Model Predictive Control-Based Voltage Oscillations Stabilizer for Point-of-Load Converter With EMI Filter in DC Microgrids

• Published in: IEEE journal of emerging and selected topics in industrial electronics (Print) Vol. 6; no. 1; pp. 215 - 223
• Main Authors: Kumar, Ranjan, Bhende, Chandrashekhar N.
• Format: Journal Article
• Language: English
• Published: New York IEEE 01.01.2025; The Institute of Electrical and Electronics Engineers, Inc. (IEEE)

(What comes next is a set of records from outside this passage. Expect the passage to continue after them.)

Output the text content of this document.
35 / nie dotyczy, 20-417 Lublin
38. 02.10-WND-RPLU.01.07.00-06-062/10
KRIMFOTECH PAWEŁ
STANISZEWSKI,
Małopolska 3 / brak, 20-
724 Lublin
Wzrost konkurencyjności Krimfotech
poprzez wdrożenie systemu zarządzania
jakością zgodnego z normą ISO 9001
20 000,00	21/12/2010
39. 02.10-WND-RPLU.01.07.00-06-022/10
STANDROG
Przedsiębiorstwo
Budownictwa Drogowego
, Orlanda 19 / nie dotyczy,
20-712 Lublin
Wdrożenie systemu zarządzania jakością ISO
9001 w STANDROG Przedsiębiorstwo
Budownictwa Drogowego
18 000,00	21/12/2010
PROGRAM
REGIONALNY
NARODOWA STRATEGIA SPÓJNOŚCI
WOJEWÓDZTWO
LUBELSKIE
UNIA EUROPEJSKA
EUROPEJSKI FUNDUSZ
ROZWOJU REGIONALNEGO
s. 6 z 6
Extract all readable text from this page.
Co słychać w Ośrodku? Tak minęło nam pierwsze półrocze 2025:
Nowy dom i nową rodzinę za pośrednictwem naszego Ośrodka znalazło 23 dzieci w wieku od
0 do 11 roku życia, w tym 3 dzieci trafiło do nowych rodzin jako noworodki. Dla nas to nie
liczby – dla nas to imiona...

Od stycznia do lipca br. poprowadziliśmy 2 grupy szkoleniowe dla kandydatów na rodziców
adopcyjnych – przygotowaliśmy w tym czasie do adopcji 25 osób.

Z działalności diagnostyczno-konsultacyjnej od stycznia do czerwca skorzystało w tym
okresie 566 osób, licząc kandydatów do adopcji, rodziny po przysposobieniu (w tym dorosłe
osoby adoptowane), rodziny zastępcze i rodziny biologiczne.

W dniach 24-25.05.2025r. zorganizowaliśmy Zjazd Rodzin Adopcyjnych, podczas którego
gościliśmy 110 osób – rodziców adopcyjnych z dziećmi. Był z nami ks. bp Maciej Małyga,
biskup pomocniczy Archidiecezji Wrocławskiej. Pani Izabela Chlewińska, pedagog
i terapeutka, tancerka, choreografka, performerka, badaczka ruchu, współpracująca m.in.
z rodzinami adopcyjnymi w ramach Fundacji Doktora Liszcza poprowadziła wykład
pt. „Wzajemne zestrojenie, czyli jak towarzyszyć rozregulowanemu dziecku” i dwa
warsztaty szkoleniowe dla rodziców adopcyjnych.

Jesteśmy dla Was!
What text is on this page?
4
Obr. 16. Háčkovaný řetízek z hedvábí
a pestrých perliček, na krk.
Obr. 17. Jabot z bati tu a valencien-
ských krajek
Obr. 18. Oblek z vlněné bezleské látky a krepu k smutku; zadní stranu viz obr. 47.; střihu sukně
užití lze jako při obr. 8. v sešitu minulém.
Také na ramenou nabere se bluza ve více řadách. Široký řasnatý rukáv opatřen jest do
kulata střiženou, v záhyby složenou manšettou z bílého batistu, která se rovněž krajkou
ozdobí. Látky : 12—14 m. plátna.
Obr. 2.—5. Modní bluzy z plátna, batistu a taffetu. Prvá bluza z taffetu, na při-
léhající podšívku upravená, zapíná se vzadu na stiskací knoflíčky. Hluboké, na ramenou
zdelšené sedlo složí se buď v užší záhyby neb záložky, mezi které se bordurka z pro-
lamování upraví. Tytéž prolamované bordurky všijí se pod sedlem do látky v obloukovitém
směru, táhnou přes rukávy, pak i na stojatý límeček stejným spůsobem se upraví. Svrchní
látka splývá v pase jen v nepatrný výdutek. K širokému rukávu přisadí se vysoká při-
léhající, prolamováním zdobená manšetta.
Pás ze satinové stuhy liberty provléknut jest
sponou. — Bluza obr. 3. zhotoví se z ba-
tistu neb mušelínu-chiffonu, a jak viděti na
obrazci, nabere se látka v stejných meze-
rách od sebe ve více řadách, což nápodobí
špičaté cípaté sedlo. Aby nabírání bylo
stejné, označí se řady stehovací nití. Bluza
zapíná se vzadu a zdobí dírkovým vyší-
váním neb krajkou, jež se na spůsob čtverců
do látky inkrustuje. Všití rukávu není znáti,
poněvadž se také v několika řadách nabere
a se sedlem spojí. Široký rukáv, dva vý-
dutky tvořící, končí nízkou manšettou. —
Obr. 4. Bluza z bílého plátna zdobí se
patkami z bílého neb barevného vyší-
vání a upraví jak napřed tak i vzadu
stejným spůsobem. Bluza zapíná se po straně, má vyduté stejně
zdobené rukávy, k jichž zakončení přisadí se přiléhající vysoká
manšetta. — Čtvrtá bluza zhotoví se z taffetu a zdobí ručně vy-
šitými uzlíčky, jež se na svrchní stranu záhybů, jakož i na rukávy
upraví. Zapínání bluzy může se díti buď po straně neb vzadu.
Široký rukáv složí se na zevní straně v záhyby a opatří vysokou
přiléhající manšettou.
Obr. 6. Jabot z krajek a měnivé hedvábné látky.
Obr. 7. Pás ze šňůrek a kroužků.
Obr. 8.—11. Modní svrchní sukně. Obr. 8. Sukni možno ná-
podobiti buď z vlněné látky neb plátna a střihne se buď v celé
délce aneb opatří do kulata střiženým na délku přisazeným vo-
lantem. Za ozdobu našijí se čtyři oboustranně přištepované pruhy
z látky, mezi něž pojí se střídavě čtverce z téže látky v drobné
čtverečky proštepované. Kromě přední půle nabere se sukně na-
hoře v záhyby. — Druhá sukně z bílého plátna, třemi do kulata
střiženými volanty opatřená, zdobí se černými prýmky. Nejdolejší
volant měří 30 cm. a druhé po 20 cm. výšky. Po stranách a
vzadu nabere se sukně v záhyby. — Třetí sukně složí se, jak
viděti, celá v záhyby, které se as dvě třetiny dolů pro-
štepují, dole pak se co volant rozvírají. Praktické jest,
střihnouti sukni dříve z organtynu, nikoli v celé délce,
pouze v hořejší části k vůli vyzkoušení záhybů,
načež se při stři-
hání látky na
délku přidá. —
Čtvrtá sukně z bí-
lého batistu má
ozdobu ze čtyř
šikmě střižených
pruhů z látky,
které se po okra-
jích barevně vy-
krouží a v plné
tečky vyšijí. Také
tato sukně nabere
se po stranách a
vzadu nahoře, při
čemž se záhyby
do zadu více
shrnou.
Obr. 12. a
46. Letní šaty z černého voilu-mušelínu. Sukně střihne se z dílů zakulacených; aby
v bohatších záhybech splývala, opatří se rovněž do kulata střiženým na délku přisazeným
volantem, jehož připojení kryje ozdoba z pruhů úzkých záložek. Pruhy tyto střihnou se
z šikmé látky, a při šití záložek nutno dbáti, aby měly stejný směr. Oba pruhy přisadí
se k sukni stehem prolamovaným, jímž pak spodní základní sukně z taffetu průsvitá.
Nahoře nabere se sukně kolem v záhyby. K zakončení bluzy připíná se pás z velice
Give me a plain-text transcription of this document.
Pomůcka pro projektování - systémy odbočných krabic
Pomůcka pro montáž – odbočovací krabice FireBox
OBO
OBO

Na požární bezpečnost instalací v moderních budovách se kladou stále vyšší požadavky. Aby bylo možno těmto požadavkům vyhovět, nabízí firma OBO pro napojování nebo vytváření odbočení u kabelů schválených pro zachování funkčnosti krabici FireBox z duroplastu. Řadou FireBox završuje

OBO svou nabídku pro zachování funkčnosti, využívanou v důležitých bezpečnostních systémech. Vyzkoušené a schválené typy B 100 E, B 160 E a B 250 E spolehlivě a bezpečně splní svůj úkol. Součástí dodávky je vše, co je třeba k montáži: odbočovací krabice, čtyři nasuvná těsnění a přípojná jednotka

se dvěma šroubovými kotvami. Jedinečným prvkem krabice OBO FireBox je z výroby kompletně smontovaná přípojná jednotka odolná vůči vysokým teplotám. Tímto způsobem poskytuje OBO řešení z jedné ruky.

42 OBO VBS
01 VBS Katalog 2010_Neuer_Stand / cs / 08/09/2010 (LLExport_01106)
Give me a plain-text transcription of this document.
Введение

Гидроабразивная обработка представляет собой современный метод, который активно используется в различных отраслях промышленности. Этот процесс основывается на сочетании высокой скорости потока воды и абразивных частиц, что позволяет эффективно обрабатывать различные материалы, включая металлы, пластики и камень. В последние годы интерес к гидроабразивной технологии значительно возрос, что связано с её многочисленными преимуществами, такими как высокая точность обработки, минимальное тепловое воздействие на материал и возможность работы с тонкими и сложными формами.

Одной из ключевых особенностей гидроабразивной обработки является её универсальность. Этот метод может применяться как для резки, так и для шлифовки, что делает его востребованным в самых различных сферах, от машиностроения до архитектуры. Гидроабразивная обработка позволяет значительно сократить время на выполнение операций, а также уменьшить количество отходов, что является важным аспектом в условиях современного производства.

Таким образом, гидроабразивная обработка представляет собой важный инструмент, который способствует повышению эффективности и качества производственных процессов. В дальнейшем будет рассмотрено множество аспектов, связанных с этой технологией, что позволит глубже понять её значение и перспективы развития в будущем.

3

• Subjects: Active damping; Algorithms; constant power load (CPL); Control stability; Cost function; Damping; dc microgrids (DCMGS); Distributed generation; Electric potential; Electrical loads; Electromagnetic interference; Industrial electronics; model predictive control; Oscillations; Oscillators; Predictive control; Sensors; Stability analysis; Stabilization; Transient response; Voltage; Voltage control; voltage oscillation
• ISSN: 2687-9735; 2687-9743
• DOI: 10.1109/JESTIE.2024.3434422

Power to the ac loads in a dc microgrid is mostly provided by point-of-load (POL) converters with integrated input LC filters. However, the interaction between the LC filter and POL converters may introduce instability and voltage oscillations across input dc capacitor. To address this issue, this article proposed an active damping stabilization control by incorporating a dc-side control stabilizing term into the finite control set model predictive control (FCS-MPC) algorithm. A new cost function is proposed in FCS-MPC control. The proposed method improves transient response and mitigates the voltage oscillations. Moreover, the proposed method requires fewer current sensors compared to alternative approaches, ensuring stability through an intrinsic and precise control strategy. Experimental and simulation results validate the effectiveness of the proposed stabilization control, offering a promising solution for POL converter applications.